Getting there: Companies such as Blue Star Ferries run ships to the islands of the Saronic Gulf from Athens Piraeus, the main ferry port in the city. Traveling from island to island may require a return to Athens so check routes and timetables before planning your trip.
One of the largest islands in the Saronic Gulf, Aegina is also one of the easiest to get to, making a day trip a worthy excursion. Athenians often take weekend trips to Aegina due to its proximity to the mainland.
Legend has it, Zeus kidnapped the nymph Aegina and placed her on the island that now bears her name. Aegina—the island, not the nymph—quickly became an important maritime port, which is still the case today. Fishermen and sailors congregate at the bustling harbor, hauling their catch and welcoming travelers.
Food is always a good way to start the day when disembarking the ferry and Aegina doesn’t disappoint.
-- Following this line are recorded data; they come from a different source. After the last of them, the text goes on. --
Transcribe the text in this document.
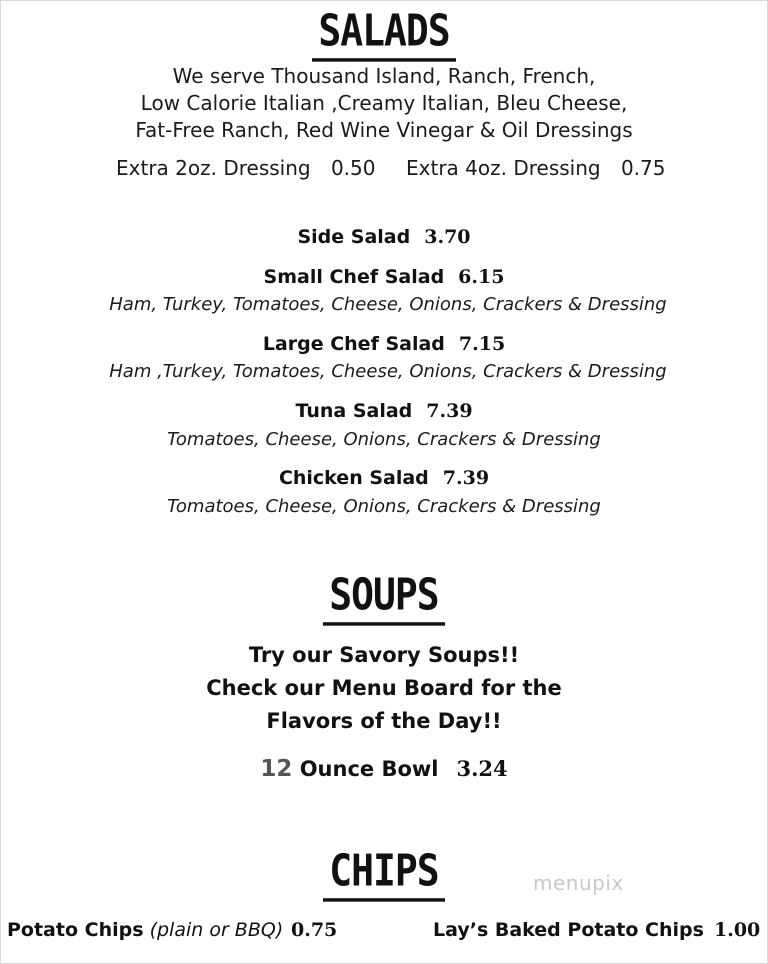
SALADS
We serve Thousand Island, Ranch, French,
Low Calorie Italian ,Creamy Italian, Bleu Cheese,
Fat-Free Ranch, Red Wine Vinegar & Oil Dressings
Extra 2oz. Dressing 0.50 Extra 4oz. Dressing 0.75
Side Salad 3.70
Small Chef Salad 6.15
Ham, Turkey, Tomatoes, Cheese, Onions, Crackers & Dressing
Large Chef Salad 7.15
Ham ,Turkey, Tomatoes, Cheese, Onions, Crackers & Dressing
Tuna Salad 7.39
Tomatoes, Cheese, Onions, Crackers & Dressing
Chicken Salad 7.39
Tomatoes, Cheese, Onions, Crackers & Dressing
SOUPS
Try our Savory Soups!!
Check our Menu Board for the
Flavors of the Day!!
12 Ounce Bowl 3.24
CHIPS	menupix
Potato Chips (plain or BBQ) 0.75	Lay’s Baked Potato Chips 1.00
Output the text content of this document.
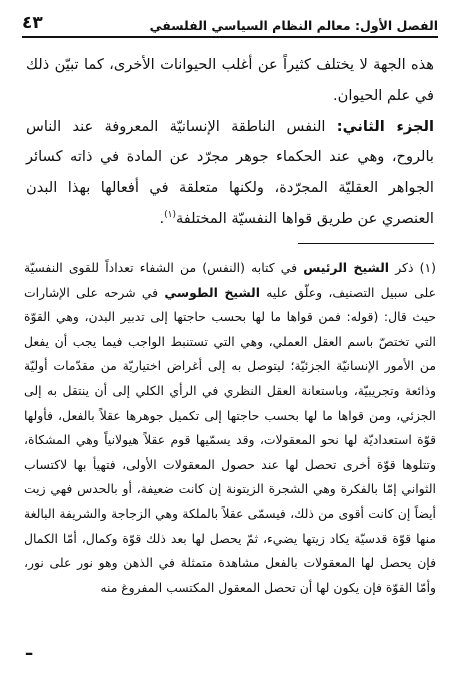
الفصل الأول: معالم النظام السياسي الفلسفي
٤٣

هذه الجهة لا يختلف كثيراً عن أغلب الحيوانات الأخرى، كما تبيّن ذلك في علم الحيوان.

الجزء الثاني: النفس الناطقة الإنسانيّة المعروفة عند الناس بالروح، وهي عند الحكماء جوهر مجرّد عن المادة في ذاته كسائر الجواهر العقليّة المجرّدة، ولكنها متعلقة في أفعالها بهذا البدن العنصري عن طريق قواها النفسيّة المختلفة$^{(١)}$.

(١) ذكر الشيخ الرئيس في كتابه (النفس) من الشفاء تعداداً للقوى النفسيّة على سبيل التصنيف، وعلّق عليه الشيخ الطوسي في شرحه على الإشارات حيث قال: (قوله: فمن قواها ما لها بحسب حاجتها إلى تدبير البدن، وهي القوّة التي تختصّ باسم العقل العملي، وهي التي تستنبط الواجب فيما يجب أن يفعل من الأمور الإنسانيّة الجزئيّة؛ ليتوصل به إلى أغراض اختياريّة من مقدّمات أوليّة وذائعة وتجريبيّة، وباستعانة العقل النظري في الرأي الكلي إلى أن ينتقل به إلى الجزئي، ومن قواها ما لها بحسب حاجتها إلى تكميل جوهرها عقلاً بالفعل، فأولها قوّة استعداديّة لها نحو المعقولات، وقد يسمّيها قوم عقلاً هيولانياً وهي المشكاة، وتتلوها قوّة أخرى تحصل لها عند حصول المعقولات الأولى، فتهيأ بها لاكتساب الثواني إمّا بالفكرة وهي الشجرة الزيتونة إن كانت ضعيفة، أو بالحدس فهي زيت أيضاً إن كانت أقوى من ذلك، فيسمّى عقلاً بالملكة وهي الزجاجة والشريفة البالغة منها قوّة قدسيّة يكاد زيتها يضيء، ثمّ يحصل لها بعد ذلك قوّة وكمال، أمّا الكمال فإن يحصل لها المعقولات بالفعل مشاهدة متمثلة في الذهن وهو نور على نور، وأمّا القوّة فإن يكون لها أن تحصل المعقول المكتسب المفروغ منه
ـ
Walk past the main harbor restaurants to side streets to discover authentic Greek cuisine. Tholos is of particular note and is an ideal spot to savor grilled fish and horta (sauteed leafy greens indigenous to these islands) as you watch the fishermen return after a day at sea.
Explore sites such as the Aphaia Temple, built in the fifth century to commemorate the heroes of the Trojan War, and the Tower of Markellos, which was once the seat of island government.
After a day of sightseeing in the sun, head to one of Aeginas pebbled beaches, the best of which is Vagia beach on the island’s northeast, where you can rent sunbeds and while away the hours enjoying a soft drink as the waves lap your feet. Another good option is below the sleepy fishing village of Perdika. It’s not a big beach, for sure, but locals head here for quick dips into the placid blue water after a refreshing lunch.
Poros is just an hour-and-15-minute ferry ride from Athens so another perfect day trip for intrepid travelers.
In Classical times, the island was divided in two, with one side a dominant military port. It remained important throughout numerous invasions and governmental changes. Today, it’s a popular spot for mainlanders seeking a quick getaway. Visitors from far-off places will revel in all that Poros has to offer, from ancient sights to tranquil beaches.
Take a hike to what remains of Poseidon’s temple. It makes sense that this idyllic island would have a temple to the God of the Sea. Sadly, the temple is a shadow of its original state. One benefit of this is that you might have the whole place to yourself. Still, only several Doric columns remain. The real appeal is the breaktaking view of the island of Aegina and the surrounding sea.
Beaches on Poros run the gamut from small and secluded to large and bustling. The aptly named Love Bay will win your heart. The sandy beach is a short bus ride from Poros Town. Pinewoods surround the cozy beach, which offers sunbeds and parasols for rent. It even has a chapel onsite for spontaneous weddings.
Just a 25-minute ferry ride from Poros lies the most famous of the Saronic islands: Hydra. Sustainability is key here as residents and visitors alike get around by foot or by the ever-present donkey. No cars, motorbikes or bicycles are allowed, making it the perfect place for romantic strolls after a tavern dinner.
Hydra is not a beach-lover’s paradise; it’s more about meandering through narrow alleys and along coastal drives to higher altitudes to breathe in the beauty of the Aegean Sea. Hikers will particularly enjoy the path to the Profitis Ilias monastery, which sits on a promontory high above town. You might miss that handy motorbike but you’ll certainly thank yourself for embracing what nature gave you.
Hydra affords guests a wealth of sights, from the Historical Archive Museum, which boasts nautical relics that were instrumental in the Greek War of Independence, to Kountouriotis, a mansion-turned-museum that features vintage furniture and paintings by Greek artists.
Since Hydra isn’t known for its beaches, a jaunt on horseback is a welcome alternative. Harriet’s Hydra Horses, run by a British expat, offers itineraries that take you across varied terrain. The horses are often rescues, which makes the experience even more uplifting.